In a 2016 court dispute involving the book, the judge issued the following ruling: "Let the author be reborn to what he is greatest at. Write."

The Booker Prize judges write that the comment was "a demand and a blessing" for Murugan to pick up writing again.

The 13 books on the long list for the Booker Prize are from 12 different nations and 11 different languages. The subject matter explored incorporates aspects of Viking legend, French horror, Caribbean gospel, Korean fairy tale, and Indian melodrama.

"Reading books from all over the world with an astonishing range of forms and subjects was enjoyable about this experience.

The head of judges for the 2023 International Booker Prize, French-Moroccan author Leela Slimani, stated, "Everyone of the judges has diverse preferences, and that is what we have sought to express in this selection.

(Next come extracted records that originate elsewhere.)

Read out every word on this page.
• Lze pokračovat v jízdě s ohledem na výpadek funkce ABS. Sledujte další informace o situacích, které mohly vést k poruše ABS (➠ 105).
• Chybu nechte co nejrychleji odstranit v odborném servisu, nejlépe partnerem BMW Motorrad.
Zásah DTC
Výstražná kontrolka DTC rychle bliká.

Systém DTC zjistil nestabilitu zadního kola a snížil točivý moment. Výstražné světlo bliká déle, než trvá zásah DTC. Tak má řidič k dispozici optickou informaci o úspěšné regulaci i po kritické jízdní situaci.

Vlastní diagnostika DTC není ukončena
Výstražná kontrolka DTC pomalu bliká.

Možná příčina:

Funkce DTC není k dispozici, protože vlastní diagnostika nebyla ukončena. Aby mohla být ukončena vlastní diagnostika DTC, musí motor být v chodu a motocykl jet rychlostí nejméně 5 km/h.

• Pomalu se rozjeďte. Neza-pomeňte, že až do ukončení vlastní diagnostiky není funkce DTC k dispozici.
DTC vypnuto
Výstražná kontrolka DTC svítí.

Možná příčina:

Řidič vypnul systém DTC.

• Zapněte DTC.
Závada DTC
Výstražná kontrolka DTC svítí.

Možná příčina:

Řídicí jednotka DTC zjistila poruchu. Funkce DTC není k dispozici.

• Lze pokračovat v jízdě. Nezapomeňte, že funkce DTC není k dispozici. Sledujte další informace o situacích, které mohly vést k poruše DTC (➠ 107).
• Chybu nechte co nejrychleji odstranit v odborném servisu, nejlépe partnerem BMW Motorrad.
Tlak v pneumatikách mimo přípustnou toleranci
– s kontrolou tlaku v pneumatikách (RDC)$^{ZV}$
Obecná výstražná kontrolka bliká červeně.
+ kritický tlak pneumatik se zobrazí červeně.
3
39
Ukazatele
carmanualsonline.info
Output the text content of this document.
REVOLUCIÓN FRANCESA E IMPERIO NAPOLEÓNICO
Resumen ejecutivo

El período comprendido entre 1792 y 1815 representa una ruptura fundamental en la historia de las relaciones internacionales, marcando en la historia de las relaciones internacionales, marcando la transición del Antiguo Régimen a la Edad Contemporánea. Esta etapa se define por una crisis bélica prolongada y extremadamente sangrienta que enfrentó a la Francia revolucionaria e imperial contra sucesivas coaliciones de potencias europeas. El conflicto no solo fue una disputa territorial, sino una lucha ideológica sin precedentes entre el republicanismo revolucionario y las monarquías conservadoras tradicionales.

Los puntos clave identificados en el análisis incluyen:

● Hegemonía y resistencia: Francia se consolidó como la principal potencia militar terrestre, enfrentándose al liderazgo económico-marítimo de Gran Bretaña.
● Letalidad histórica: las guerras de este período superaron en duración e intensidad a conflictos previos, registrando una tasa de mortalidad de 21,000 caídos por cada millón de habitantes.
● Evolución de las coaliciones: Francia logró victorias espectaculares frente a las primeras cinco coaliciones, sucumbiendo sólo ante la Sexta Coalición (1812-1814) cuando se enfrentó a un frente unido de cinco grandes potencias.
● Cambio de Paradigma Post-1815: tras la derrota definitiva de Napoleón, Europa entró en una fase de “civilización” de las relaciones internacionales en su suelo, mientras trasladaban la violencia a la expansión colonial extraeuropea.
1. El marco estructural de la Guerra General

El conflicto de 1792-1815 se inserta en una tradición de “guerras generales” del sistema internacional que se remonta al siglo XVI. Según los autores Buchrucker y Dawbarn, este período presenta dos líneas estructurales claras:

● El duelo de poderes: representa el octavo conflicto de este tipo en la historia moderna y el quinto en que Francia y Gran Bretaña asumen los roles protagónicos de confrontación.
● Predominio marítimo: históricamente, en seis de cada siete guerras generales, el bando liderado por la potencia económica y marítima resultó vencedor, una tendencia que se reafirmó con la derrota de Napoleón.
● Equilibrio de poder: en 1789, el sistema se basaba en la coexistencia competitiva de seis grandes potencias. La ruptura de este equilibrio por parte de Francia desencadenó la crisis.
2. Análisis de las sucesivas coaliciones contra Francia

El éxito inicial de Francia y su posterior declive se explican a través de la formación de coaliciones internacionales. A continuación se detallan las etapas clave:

"It honors the breadth and diversity of literary output today and the various perspectives on the novel. The reader should be able to learn this and find something that inspires or disturbs them, Slimani continued.

According to her, the list is a celebration of the power of words and authors who sought to push the boundaries of formal inquiry.

The Gospel According to the New World, the book that Maryse Conde, the 86-year-old author who is the oldest writer to ever be longlisted for the award, narrated to her husband and translator Richard Philcox. The couple is the first husband-and-wife author-translator duo to make the shortlist for the prize.

Others on the longlist include the Russian-language fiction author from Ukraine, Andrey Kurkov, nominated for his short story collection, Jimi Hendrix Live in Lviv; Eva Baltasar's Boulder; Cheon Myeong-Whale; Kwan's and GauZ's Standing Heavy.

The list also contains Time Shelter by Georgi Gospodinov, a writer from Bulgaria, and Is Mother Dead by Vigdis Hjorth, a writer from Norway.

French author Laurent Mauvignier's The Birthday Party; German author Clemens Meyer's While We Were Dreaming; and Spanish author Guadalupe Nettel's Still Born.

The list also featured the works Ninth Building by Chinese author Zou Jingzhi and A System So Beautiful It Is Blinding by Swedish author Amanda Svensson.

Six novels from this longlist will be chosen as finalists for this year's award on April 18 at the London Book Fair.

For each of the works that made the shortlist, a GBP 5,000 award will be split equally between the author and translator.

On May 23, the International Booker Prize 2023 winner will be revealed at an event in London's Sky Garden, and the author and translator will each receive GBP 50,000 as part of the award.

To read a book that has been translated from another language is to go on a worldwide voyage, according to Fiammetta Rocco, Administrator of the International Booker Prize. The judges paid great attention to what the authors and their translators were saying to us and how they were telling it.

The panel discussed the value of humor, form, structure, creativity, poetry, ethics, and character in fiction. It demonstrates that reading knows no boundaries through fables, myths, legends, and sagas.